1) Pick a mature (not silly or arrogant) screen name. BigMikey9inch may sound clever to you, but chances are SweetJen28 will want nothing to do with a guy who feels the need to “advertise” (particularly when you’re probably closer to NotSoBigMikey4inch).

Have fun with your screen name, but avoid being vulgar or cocky. Stay away from names that denote wealth or immaturity. Choose names that are simple and easy to remember. Craig Wax, senior vice president at Match.com, recommends “coming up with a name that gives an indication of what you are all about. So, for instance, if you like to ski and like to cook, your user name could be SkiingChef. Right off the bat, you get a sense of what this person is all about.” Keep in mind that this is a name that might stick as a nickname, too, so nix options like Baddabing or TeddyBearBoy.

2) Use a high-quality photo. “A profile without a photo means one of two things to a woman: in a relationship or not so attractive,” says Jane Coloccia, author of Confessions of an Online Dating Addict.
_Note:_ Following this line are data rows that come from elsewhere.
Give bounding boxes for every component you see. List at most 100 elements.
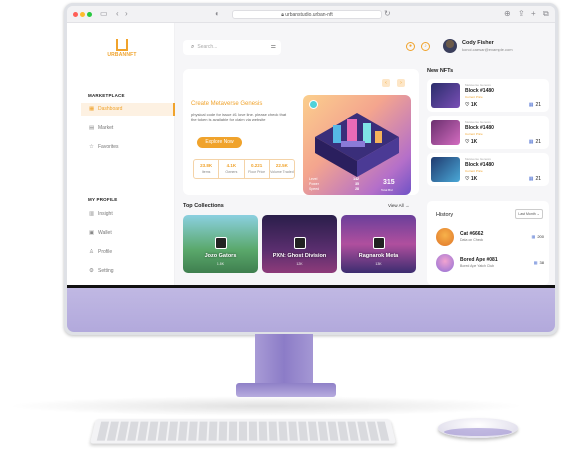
bell-icon[interactable]: ♪ [421,42,430,51]
market-icon: ▤ [89,125,95,131]
logo[interactable]: URBANNFT [107,39,137,58]
avatar [436,254,454,272]
grid-icon: ▦ [528,139,534,145]
search-placeholder: Search... [197,44,218,50]
history-item-name: Cat #6662 [460,231,484,237]
user-icon: ♙ [89,249,94,255]
address-bar[interactable]: 🔒︎ urbanstudio.urban-nft [232,10,382,19]
sidebar-item-insight[interactable]: ▥ Insight [81,208,175,221]
stat-label: Items [201,170,211,174]
explore-now-button[interactable]: Explore Now [197,137,242,148]
nft-card[interactable]: Metaverse Genesis Block #1480 Current Pr… [427,79,549,112]
art-stat: Speed 28 [309,187,359,191]
hero-card: ‹ › Create Metaverse Genesis physical co… [183,69,419,195]
hero-prev-button[interactable]: ‹ [382,79,390,87]
collection-name: PXN: Ghost Division [272,253,327,259]
collection-card[interactable]: Ragnarok Meta 13K [341,215,416,273]
history-item[interactable]: Bored Ape #081 Bored Ape Yatch Club ▦ 38 [436,254,546,274]
marketplace-section-label: MARKETPLACE [88,93,125,98]
wallet-icon: ▣ [89,230,95,236]
avatar [436,228,454,246]
tabs-overview-icon[interactable]: ⧉ [543,9,549,19]
hero-art-stats: Level 142 Power 35 Speed 28 [307,177,361,193]
desk-shadow [6,396,526,416]
browser-toolbar: ▭ ‹ › ◐ 🔒︎ urbanstudio.urban-nft ↻ ⊕ ⇪ +… [67,6,555,23]
history-item-value: ▦ 200 [531,234,544,239]
window-minimize-button[interactable] [80,12,85,17]
keyboard [89,418,397,444]
collection-card[interactable]: Jozo Gators 1.8K [183,215,258,273]
sidebar-item-wallet[interactable]: ▣ Wallet [81,227,175,240]
history-item[interactable]: Cat #6662 Data on Check ▦ 200 [436,228,546,248]
window-maximize-button[interactable] [87,12,92,17]
filter-icon[interactable]: ⚌ [271,40,276,55]
nft-collection: Metaverse Genesis [465,157,491,161]
grid-icon: ▦ [89,106,95,112]
stat-value: 4.1K [226,163,237,168]
stat-value: 0.221 [250,163,263,168]
avatar[interactable] [443,39,457,53]
sidebar-item-market[interactable]: ▤ Market [81,122,175,135]
grid-icon: ▦ [528,102,534,108]
sidebar-item-favorites[interactable]: ☆ Favorites [81,141,175,154]
gear-icon: ⚙ [89,268,94,274]
privacy-shield-icon[interactable]: ◐ [215,9,220,19]
sidebar-item-label: Setting [98,268,114,274]
stat-label: Volume Traded [270,170,294,174]
stat-value: 23.8K [200,163,213,168]
sidebar-item-profile[interactable]: ♙ Profile [81,246,175,259]
hero-artwork[interactable]: Level 142 Power 35 Speed 28 315 Total Bid [303,95,411,195]
sidebar-item-label: Market [98,125,114,131]
view-all-link[interactable]: View All → [388,203,409,208]
sidebar-item-label: Profile [98,249,113,255]
collection-card[interactable]: PXN: Ghost Division 12K [262,215,337,273]
history-panel: History Last Month ⌄ Cat #6662 Data on C… [427,201,549,285]
search-input[interactable]: ⌕ Search... ⚌ [183,40,281,55]
nft-thumbnail [431,157,460,182]
share-icon[interactable]: ⇪ [518,9,525,19]
chevron-down-icon: ⌄ [536,212,540,216]
monitor-stand-base [236,383,336,397]
arrow-right-icon: → [404,203,410,208]
history-item-sub: Bored Ape Yatch Club [460,264,495,268]
logo-text: URBANNFT [107,52,137,58]
nft-card[interactable]: Metaverse Genesis Block #1480 Current Pr… [427,116,549,149]
window-close-button[interactable] [73,12,78,17]
sidebar-item-label: Insight [98,211,113,217]
sidebar-item-label: Wallet [98,230,112,236]
art-stat: Level 142 [309,177,359,181]
nft-count: ▦ 21 [528,102,541,108]
download-icon[interactable]: ⊕ [504,9,511,19]
history-item-name: Bored Ape #081 [460,257,498,263]
history-filter-select[interactable]: Last Month ⌄ [515,209,543,219]
forward-icon[interactable]: › [125,9,128,19]
nft-name: Block #1480 [465,162,494,168]
back-icon[interactable]: ‹ [116,9,119,19]
collection-avatar [215,237,227,249]
hero-number-label: Total Bid [381,188,393,192]
sidebar-item-setting[interactable]: ⚙ Setting [81,265,175,278]
monitor-chin [67,288,555,332]
reload-icon[interactable]: ↻ [384,9,391,19]
new-nfts-title: New NFTs [427,68,454,74]
hero-next-button[interactable]: › [397,79,405,87]
new-tab-icon[interactable]: + [531,9,536,19]
star-icon: ☆ [89,144,94,150]
nft-price-label: Current Price [465,95,483,99]
stat-items: 23.8K Items [194,160,220,178]
nft-thumbnail [431,83,460,108]
creator-avatar [309,100,318,109]
sidebar-toggle-icon[interactable]: ▭ [100,9,108,19]
grid-icon: ▦ [533,260,538,265]
sidebar: URBANNFT MARKETPLACE ▦ Dashboard ▤ Market … [67,23,175,285]
nft-card[interactable]: Metaverse Genesis Block #1480 Current Pr… [427,153,549,186]
main-content: ⌕ Search... ⚌ ● ♪ Cody Fisher konoi.caesa… [175,23,555,285]
sidebar-item-label: Favorites [98,144,119,150]
sidebar-item-dashboard[interactable]: ▦ Dashboard [81,103,175,116]
nft-count: ▦ 21 [528,139,541,145]
nft-collection: Metaverse Genesis [465,83,491,87]
notification-icon[interactable]: ● [406,42,415,51]
collection-avatar [294,237,306,249]
nft-likes: ♡ 1K [465,176,478,182]
nft-likes: ♡ 1K [465,102,478,108]
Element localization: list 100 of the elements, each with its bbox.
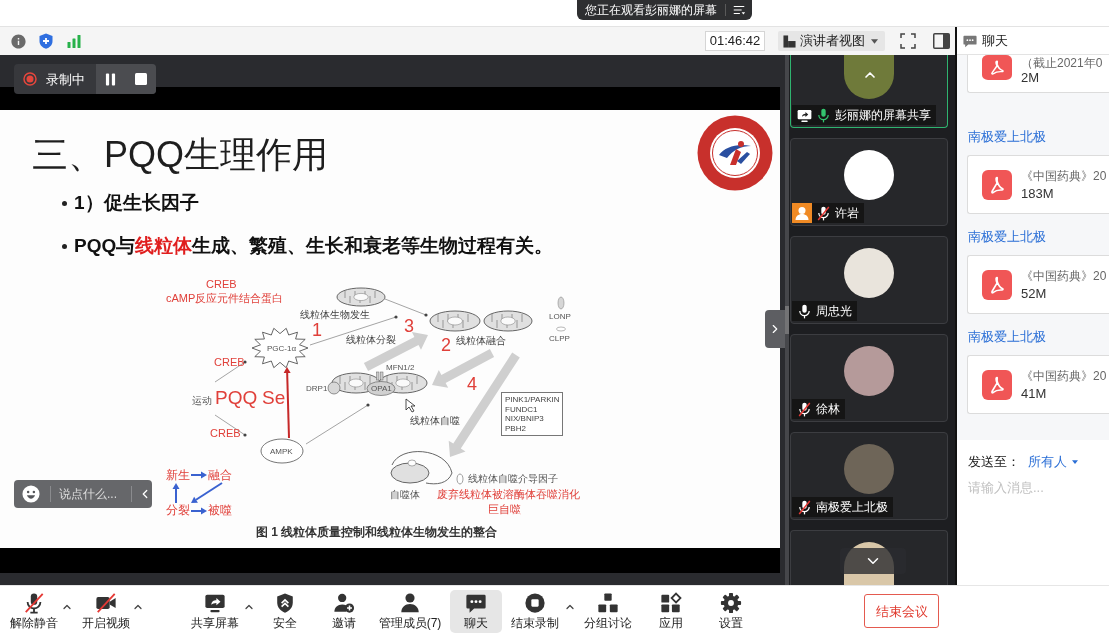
comment-field[interactable]: 说点什么... (14, 480, 152, 508)
pdf-file-icon (982, 369, 1012, 400)
arrow (190, 471, 207, 479)
participant-name: 南极爱上北极 (816, 500, 888, 514)
meeting-timer: 01:46:42 (705, 31, 765, 51)
factor-label: NIX/BNIP3 (505, 414, 545, 424)
resize-grip-icon[interactable] (785, 306, 789, 334)
toolbar-button[interactable]: 安全 (265, 589, 305, 633)
factor-name: PQQ (215, 388, 258, 408)
pdf-file-icon (982, 269, 1012, 300)
pdf-file-icon (982, 169, 1012, 200)
file-name: 《中国药典》20 (1021, 367, 1107, 384)
comment-input[interactable]: 说点什么... (59, 485, 127, 503)
toolbar-button[interactable]: 分组讨论 (581, 589, 635, 633)
file-name: 《中国药典》20 (1021, 267, 1107, 284)
gene-label: AMPK (270, 447, 293, 456)
factor-label: PBH2 (505, 423, 527, 433)
bullet-icon (62, 243, 67, 249)
file-size: 52M (1021, 285, 1048, 302)
caret-down-icon (871, 38, 878, 44)
end-meeting-button[interactable]: 结束会议 (864, 594, 939, 628)
step-number: 3 (404, 317, 414, 335)
step-number: 4 (467, 375, 477, 393)
protein-oval-icon (556, 326, 566, 332)
avatar-photo (844, 346, 894, 396)
factor-label: PINK1/PARKIN (505, 395, 559, 405)
sidebar-toggle-icon[interactable] (933, 33, 950, 49)
cursor-icon (405, 398, 416, 413)
figure-caption: 图 1 线粒体质量控制和线粒体生物发生的整合 (256, 525, 498, 539)
toolbar-button[interactable]: 共享屏幕 (188, 589, 242, 633)
arrow (172, 483, 180, 504)
toolbar-button[interactable]: 开启视频 (81, 589, 131, 633)
annotation-text: CREB (206, 278, 237, 290)
avatar-photo (844, 248, 894, 298)
toolbar-button[interactable]: 结束录制 (507, 589, 563, 633)
gene-label: MFN1/2 (386, 363, 415, 372)
participant-name: 周忠光 (816, 304, 852, 318)
caret-down-icon (1072, 459, 1078, 464)
bullet-text: PQQ与线粒体生成、繁殖、生长和衰老等生物过程有关。 (74, 234, 554, 258)
cycle-label: 新生 (166, 469, 190, 482)
connector-line (305, 403, 370, 445)
ellipse-node (260, 438, 304, 464)
gene-label: DRP1 (306, 384, 328, 393)
toolbar-button[interactable]: 邀请 (324, 589, 364, 633)
chat-title: 聊天 (982, 33, 1008, 48)
pause-icon[interactable] (105, 72, 117, 86)
protein-oval-icon (557, 296, 565, 310)
sender-name: 南极爱上北极 (968, 129, 1046, 144)
chat-icon (963, 33, 977, 48)
sender-name: 南极爱上北极 (968, 329, 1046, 344)
file-size: 2M (1021, 70, 1041, 86)
mitochondrion-icon (429, 310, 481, 332)
annotation-text: cAMP反应元件结合蛋白 (166, 292, 284, 304)
protein-circle-icon (327, 381, 341, 395)
figure-label: 自噬体 (390, 489, 420, 500)
toolbar-button[interactable]: 应用 (651, 589, 691, 633)
avatar-photo (844, 444, 894, 494)
autophagosome-icon (390, 451, 453, 485)
gene-label: PGC-1α (267, 344, 297, 353)
gene-label: OPA1 (371, 384, 392, 393)
send-to-label: 发送至： (968, 454, 1020, 469)
toolbar-button[interactable]: 管理成员(7) (374, 589, 446, 633)
step-number: 1 (312, 321, 322, 339)
toolbar-button[interactable]: 设置 (711, 589, 751, 633)
participant-name: 彭丽娜的屏幕共享 (835, 108, 931, 122)
view-mode-dropdown[interactable]: 演讲者视图 (778, 31, 885, 51)
emblem-icon (697, 115, 773, 191)
avatar-photo (844, 55, 894, 99)
protein-oval-icon (456, 473, 464, 485)
factor-name: Se (262, 388, 286, 408)
collapse-handle[interactable] (765, 310, 785, 348)
process-label: 线粒体分裂 (346, 334, 396, 345)
protein-oval-icon (366, 381, 396, 396)
info-icon[interactable] (10, 32, 27, 50)
mitochondrion-icon (483, 310, 533, 332)
signal-strength-icon[interactable] (66, 33, 82, 49)
slide-title: 三、PQQ生理作用 (32, 133, 328, 177)
process-label: 线粒体生物发生 (300, 309, 370, 320)
tether-icon (376, 371, 384, 381)
participant-name: 许岩 (835, 206, 859, 220)
menu-icon[interactable] (732, 3, 746, 17)
arrow (191, 482, 223, 503)
annotation-text: CREB (210, 427, 241, 439)
notification-text: 您正在观看彭丽娜的屏幕 (584, 3, 718, 17)
security-shield-icon[interactable] (38, 33, 54, 49)
fullscreen-icon[interactable] (900, 33, 916, 49)
annotation-text: 废弃线粒体被溶酶体吞噬消化 (437, 488, 580, 500)
step-number: 2 (441, 336, 451, 354)
factor-label: FUNDC1 (505, 404, 539, 414)
recording-label: 录制中 (46, 71, 85, 87)
file-name: 《中国药典》20 (1021, 167, 1107, 184)
message-input[interactable]: 请输入消息... (968, 477, 1104, 497)
arrow (283, 367, 291, 439)
toolbar-button[interactable]: 解除静音 (8, 589, 60, 633)
smiley-icon[interactable] (22, 485, 40, 503)
file-name: （截止2021年0 (1021, 56, 1103, 70)
cycle-label: 被噬 (208, 504, 232, 517)
toolbar-button[interactable]: 聊天 (450, 589, 502, 633)
stop-icon[interactable] (134, 73, 147, 85)
recipient-dropdown[interactable]: 所有人 (1028, 454, 1078, 469)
She will want to see your face, so shots with sunglasses and/or baseball hats might as well not even be there. “A hat leads her to assume you have a balding problem that you are trying to hide,” says Coloccia. And have someone take your picture for you—a self-portrait in the bathroom screams MySpace or desperate loneliness.

Include a current—say, within six months—head shot and a full-body shot of yourself. Step it up with a picture of you laughing. “Most often people make their decision based on the primary photo,” says Wax. “At Match.com, you can upload 26 photos, so you can include a good cross section of photos to showcase your personality.” Just make sure the fi rst one they see is an accurate representation of what you really look like and not how you wish you did.

3) Be clever in your profile. “Don’t start out by apologizing,” says Coloccia. “We don’t need you to tell us that you aren’t a writer or you hate writing about yourself.” Let your personality shine through.

Since women are more emotional than visual, “color in the picture,” counsels Coloccia, “with as many different facets of your personality as you can include.” Self-deprecation and humor are always endearing ways to get noticed, but whatever you do, “avoid clichés such as, ‘I like long walks on the beach and holding hands,'” advises Wax. “That’s like saying, ‘I like sleeping and breathing.'”

4) Stick with the truth. Typically, men lie about their height and women about their weight. Most girls will actually do the adjusting and take an inch or two off whatever height you write anyway. But don’t think that means you’re in the clear. If you’re only 5’7”, and her profile says only over six feet need apply (or vice versa), play by the rules.

Otherwise, don’t be surprised if she takes one look at you on your first date and smacks you upside your lying, little head.